Monday’s ruling comes after a three-day hearing earlier this month.

Totenberg wrote that Georgia “has yet to work out the host of bugs afflicting its implementation of an entirely new electronic voting system” and found that there is “no indication” that voters can expect better circumstances in November.

The judge found that evidence suggests the state’s technological failures, including problems with electronic pollbooks, have resulted in eligible voters being turned away from their correct polling place or sent to the wrong precincts.

The activists produced evidence showing “a system wide problem of malfunctioning electronic PollPads” during the November 2019 elections, when six counties tested the new system, in the June primary election, and in the August 2020 runoff elections, the ruling states.

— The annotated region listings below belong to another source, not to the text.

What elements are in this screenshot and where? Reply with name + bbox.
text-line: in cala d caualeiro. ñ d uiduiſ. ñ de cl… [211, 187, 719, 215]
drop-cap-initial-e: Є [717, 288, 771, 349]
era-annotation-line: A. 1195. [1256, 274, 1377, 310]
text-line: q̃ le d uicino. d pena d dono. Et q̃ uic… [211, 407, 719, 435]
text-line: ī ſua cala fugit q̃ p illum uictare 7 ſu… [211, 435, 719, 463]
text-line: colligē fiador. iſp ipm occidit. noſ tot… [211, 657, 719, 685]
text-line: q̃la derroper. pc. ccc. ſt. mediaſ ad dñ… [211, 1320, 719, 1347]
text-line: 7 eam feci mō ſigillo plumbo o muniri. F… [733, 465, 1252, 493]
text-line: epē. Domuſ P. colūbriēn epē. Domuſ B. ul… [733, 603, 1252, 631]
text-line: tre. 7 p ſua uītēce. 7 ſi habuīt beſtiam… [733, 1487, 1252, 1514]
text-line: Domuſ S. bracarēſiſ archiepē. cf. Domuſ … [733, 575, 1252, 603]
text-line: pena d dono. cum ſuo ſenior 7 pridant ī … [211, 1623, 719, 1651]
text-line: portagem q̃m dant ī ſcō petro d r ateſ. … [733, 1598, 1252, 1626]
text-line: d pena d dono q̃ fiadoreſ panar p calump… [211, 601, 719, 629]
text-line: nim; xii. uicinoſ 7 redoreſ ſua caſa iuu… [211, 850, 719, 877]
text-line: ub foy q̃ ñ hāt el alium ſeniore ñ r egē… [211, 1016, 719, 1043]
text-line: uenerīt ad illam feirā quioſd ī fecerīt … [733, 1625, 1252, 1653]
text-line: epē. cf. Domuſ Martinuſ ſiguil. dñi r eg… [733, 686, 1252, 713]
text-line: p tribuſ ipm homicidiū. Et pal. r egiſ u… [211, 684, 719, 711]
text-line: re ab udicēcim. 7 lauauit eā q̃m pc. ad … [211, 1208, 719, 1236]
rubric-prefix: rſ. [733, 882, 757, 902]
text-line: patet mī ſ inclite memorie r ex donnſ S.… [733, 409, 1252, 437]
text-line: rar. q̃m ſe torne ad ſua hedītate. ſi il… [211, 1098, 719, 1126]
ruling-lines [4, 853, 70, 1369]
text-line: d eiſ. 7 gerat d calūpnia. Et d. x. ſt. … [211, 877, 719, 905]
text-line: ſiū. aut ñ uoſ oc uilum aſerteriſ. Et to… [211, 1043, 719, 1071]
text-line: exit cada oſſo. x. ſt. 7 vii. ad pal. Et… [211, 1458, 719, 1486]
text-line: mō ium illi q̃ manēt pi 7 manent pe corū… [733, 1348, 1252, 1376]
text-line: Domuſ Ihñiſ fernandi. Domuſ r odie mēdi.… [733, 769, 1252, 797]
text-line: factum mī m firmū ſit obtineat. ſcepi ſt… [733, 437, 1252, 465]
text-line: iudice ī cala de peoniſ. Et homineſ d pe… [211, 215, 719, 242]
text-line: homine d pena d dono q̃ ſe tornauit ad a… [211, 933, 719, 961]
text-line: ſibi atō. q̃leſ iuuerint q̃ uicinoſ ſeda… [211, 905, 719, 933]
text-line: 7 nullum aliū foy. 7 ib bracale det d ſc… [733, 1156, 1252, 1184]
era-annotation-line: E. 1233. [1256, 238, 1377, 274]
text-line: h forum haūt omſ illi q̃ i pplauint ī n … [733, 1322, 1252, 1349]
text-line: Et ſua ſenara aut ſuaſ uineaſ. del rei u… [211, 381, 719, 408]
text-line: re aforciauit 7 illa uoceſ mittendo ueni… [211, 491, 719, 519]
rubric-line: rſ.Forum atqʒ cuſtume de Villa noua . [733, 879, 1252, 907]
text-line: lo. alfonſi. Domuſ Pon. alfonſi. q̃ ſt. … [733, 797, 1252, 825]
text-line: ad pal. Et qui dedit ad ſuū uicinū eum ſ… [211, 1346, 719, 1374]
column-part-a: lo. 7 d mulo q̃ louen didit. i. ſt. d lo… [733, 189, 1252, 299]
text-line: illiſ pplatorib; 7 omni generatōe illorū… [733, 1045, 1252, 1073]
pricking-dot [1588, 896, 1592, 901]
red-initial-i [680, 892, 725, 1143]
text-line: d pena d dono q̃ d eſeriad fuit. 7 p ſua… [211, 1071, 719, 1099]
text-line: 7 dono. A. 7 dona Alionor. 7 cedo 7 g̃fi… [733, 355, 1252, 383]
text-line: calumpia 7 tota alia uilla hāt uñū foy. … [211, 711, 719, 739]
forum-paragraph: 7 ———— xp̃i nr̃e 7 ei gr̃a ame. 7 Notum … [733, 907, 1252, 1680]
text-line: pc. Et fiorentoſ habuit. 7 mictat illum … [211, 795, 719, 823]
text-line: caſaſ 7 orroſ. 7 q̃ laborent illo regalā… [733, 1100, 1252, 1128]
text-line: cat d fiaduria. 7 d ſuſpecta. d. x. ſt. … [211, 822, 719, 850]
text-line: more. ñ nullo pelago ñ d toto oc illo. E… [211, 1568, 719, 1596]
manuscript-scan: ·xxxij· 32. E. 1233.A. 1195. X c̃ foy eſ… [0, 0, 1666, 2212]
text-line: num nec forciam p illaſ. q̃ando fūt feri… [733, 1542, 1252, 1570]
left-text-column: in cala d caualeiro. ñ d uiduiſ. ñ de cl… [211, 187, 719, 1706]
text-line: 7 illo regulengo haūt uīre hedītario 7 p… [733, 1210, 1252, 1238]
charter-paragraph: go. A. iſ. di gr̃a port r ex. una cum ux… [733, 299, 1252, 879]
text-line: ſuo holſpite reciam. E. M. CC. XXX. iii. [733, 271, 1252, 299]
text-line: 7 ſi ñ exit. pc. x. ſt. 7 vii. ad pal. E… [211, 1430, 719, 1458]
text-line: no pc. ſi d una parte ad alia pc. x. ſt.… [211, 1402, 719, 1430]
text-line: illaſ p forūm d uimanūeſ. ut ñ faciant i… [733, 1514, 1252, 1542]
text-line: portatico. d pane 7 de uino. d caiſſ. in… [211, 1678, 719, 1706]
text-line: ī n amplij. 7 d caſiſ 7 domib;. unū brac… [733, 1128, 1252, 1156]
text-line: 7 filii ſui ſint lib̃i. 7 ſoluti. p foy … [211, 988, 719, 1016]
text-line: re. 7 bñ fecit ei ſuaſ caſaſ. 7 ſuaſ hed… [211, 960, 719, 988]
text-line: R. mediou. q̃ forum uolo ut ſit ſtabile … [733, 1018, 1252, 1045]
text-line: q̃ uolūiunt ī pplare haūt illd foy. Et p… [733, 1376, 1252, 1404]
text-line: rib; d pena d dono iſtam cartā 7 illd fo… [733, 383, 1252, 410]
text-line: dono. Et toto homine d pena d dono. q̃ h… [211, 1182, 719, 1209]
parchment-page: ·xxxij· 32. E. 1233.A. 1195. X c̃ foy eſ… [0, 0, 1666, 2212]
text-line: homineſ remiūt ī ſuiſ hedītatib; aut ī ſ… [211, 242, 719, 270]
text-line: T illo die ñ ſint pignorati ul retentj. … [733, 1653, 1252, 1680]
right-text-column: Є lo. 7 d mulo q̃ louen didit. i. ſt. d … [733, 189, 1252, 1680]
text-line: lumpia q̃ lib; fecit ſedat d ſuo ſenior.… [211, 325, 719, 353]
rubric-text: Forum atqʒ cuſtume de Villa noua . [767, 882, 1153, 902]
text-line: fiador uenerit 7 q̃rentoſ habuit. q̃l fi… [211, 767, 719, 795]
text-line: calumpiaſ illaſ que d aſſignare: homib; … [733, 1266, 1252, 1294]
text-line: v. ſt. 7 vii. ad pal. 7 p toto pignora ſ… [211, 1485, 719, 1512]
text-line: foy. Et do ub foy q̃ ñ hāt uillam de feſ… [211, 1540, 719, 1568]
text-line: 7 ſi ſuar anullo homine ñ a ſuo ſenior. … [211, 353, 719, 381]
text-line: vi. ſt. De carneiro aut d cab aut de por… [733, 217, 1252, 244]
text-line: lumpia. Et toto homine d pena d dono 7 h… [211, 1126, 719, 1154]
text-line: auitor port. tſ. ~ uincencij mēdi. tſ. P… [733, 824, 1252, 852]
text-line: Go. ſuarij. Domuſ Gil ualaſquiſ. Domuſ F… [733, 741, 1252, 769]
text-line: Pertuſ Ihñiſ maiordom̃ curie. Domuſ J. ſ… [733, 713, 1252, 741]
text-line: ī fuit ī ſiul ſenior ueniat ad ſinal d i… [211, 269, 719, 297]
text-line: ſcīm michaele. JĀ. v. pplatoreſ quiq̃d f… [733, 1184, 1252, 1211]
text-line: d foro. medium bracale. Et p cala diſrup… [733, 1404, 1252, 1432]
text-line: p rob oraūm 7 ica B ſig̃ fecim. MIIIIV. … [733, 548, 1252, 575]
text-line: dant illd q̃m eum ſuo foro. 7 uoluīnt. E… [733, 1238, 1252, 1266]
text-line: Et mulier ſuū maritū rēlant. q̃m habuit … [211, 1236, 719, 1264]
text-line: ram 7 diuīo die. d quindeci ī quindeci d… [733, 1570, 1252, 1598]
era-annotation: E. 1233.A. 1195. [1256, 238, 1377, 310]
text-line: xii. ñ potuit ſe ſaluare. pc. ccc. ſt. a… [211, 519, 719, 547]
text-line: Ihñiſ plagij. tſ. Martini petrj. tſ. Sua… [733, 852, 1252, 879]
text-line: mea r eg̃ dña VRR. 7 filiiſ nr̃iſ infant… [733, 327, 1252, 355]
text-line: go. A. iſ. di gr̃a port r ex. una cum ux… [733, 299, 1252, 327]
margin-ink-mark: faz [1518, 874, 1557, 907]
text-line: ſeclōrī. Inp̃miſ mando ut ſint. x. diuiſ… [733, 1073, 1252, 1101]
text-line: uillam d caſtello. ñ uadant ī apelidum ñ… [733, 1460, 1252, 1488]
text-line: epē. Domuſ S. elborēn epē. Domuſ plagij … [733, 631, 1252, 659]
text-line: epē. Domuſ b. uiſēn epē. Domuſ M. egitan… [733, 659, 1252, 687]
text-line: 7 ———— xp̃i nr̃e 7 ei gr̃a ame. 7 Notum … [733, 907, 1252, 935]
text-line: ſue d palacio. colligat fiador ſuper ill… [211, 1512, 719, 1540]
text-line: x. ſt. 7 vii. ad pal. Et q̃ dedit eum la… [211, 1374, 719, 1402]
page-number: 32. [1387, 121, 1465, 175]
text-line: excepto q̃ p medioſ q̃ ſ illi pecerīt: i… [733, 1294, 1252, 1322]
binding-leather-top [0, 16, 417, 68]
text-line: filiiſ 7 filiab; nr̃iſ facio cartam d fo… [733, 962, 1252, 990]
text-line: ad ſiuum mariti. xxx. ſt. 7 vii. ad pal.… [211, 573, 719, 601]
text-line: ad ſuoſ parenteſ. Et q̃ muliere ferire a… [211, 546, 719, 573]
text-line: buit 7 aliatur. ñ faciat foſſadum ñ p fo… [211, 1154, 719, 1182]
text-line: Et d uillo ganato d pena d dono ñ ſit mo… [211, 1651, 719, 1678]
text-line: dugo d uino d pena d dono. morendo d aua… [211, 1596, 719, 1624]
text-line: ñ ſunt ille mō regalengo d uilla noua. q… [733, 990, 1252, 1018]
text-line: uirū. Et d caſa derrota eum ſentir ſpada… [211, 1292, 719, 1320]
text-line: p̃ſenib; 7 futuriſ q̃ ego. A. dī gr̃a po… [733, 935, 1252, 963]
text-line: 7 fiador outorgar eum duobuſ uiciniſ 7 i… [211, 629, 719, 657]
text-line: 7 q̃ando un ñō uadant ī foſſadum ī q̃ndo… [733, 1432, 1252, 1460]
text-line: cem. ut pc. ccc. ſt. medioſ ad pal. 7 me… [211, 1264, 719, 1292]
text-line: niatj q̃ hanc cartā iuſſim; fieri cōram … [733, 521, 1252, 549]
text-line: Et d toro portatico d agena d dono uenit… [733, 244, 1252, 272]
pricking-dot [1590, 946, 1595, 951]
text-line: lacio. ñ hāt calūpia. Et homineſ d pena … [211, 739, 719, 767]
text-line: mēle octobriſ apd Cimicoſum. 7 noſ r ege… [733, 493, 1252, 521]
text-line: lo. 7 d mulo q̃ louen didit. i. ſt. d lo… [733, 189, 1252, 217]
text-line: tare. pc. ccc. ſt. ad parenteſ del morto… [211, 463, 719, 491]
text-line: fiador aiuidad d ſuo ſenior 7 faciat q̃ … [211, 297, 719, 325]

Totenberg wrote that she entered the order Monday to give election officials ample time to begin preparations to implement the paper pollbooks.

The judge pointed out that the order will not require poll workers to be trained in any new protocol and only requires that a paper copy of the voter list be updated at the end of the in-person early voting period to mirror the information in the electronic pollbook.

Georgia’s Republican secretary of state is ordered to instruct election superintendents to provide at least one paper backup to each polling place on Election Day.

Totenberg said in Monday’s ruling that she plans to issue a later order addressing the activists’ claims with regard to the voting system’s alleged security vulnerabilities.